Do you know what that means? We have been created, saved, and are being transformed by this same God who lives in community. Therefore, we are called into the same kind of life.
God’s own being is community, and this could be a model for us in our own communities. It could show us how to be a community that defines itself by its own diversity instead of forcing everyone to be the same and driving out those who are different. It could show us how to live a life of deep community instead of living as a group of individuals.
Our mysterious and incomprehensible Triune God calls us to a life of radical community. The Trinity calls us to realize that we are not solitary beings, floating through life on our own. We are connected to each and every person in this room, in our community, and in this world.
I am because we are. Can you say that with me? I am because we are. Now everybody turn to the person next to you and say it.
Realize what a profound statement we are saying. I am because we are. I live because we live. You exist because the person sitting next to you in the pew exists. Do you hear how profound that is?
That’s the truth we take out into the world on Trinity Sunday. Because this is true everywhere.
Just think about it: what would it look like for you to take this truth out into the world? How would that change your interactions with everyone around you?
If you can, imagine that you’re at work and a coworker or your boss or a client or partner or somebody is really getting on your nerves. What if you said to yourself “I am because they are. I exist because they exist.”
Imagine yourself at home. Your spouse or your parents or your kids or your siblings are rubbing you the wrong way and you feel an argument brewing. What if you paused and said to yourself, “I am because they are. I live because they live”?
Picture in your mind someone you really don’t like. We all have them-someone who will get on our nerves, who will make us angry, someone who has a tendency to drive our blood pressure up just by walking into the room. I have people like this in my life, I’m sure you do to. What if the next time you saw them, you said “I am because you are”? How would that change you?
I challenge you this week with this. Go through your life with that phrase as your mantra. I am because you are. Everyone you see-I am because they are.
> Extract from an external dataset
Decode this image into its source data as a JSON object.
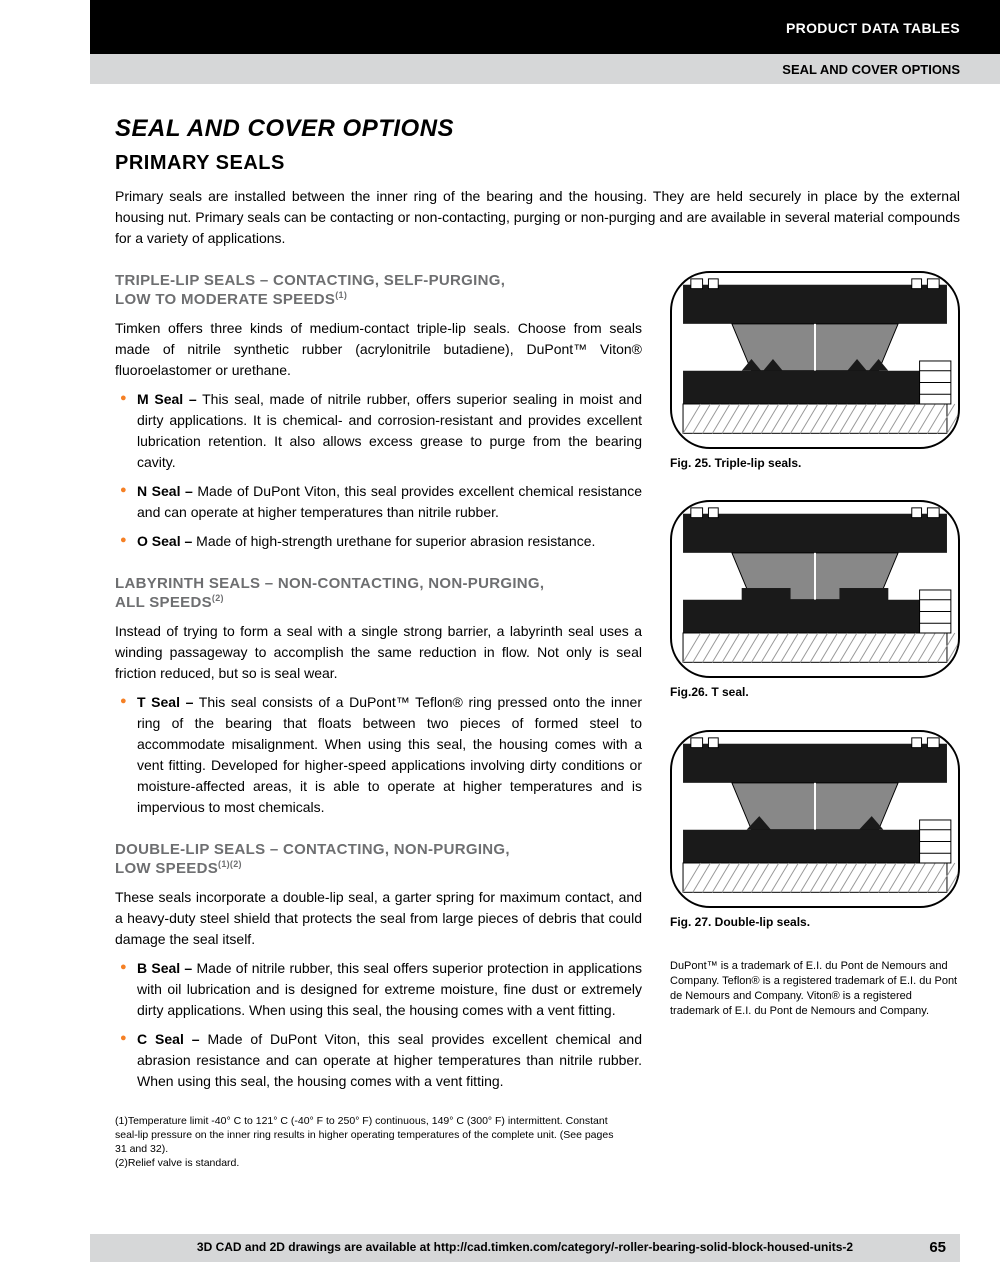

We believe in a God whose very existence is in community, a God who exists as three persons in one God.
Maybe the reason we have such a hard time understanding this God is because we have no example on this earth of a community that is so deep and so loving and so caring and so intimate as God is in Godself. We long for this kind of community. We know that we are better together. But we are separated from each other.
What if we went through life with that as our guiding phrase? I am because you are. How deep of a community could we create? How close would we get to each other.
Our God exists in this type of community and can give us the ability to say that phrase – I am because you are – and mean it, and follow it.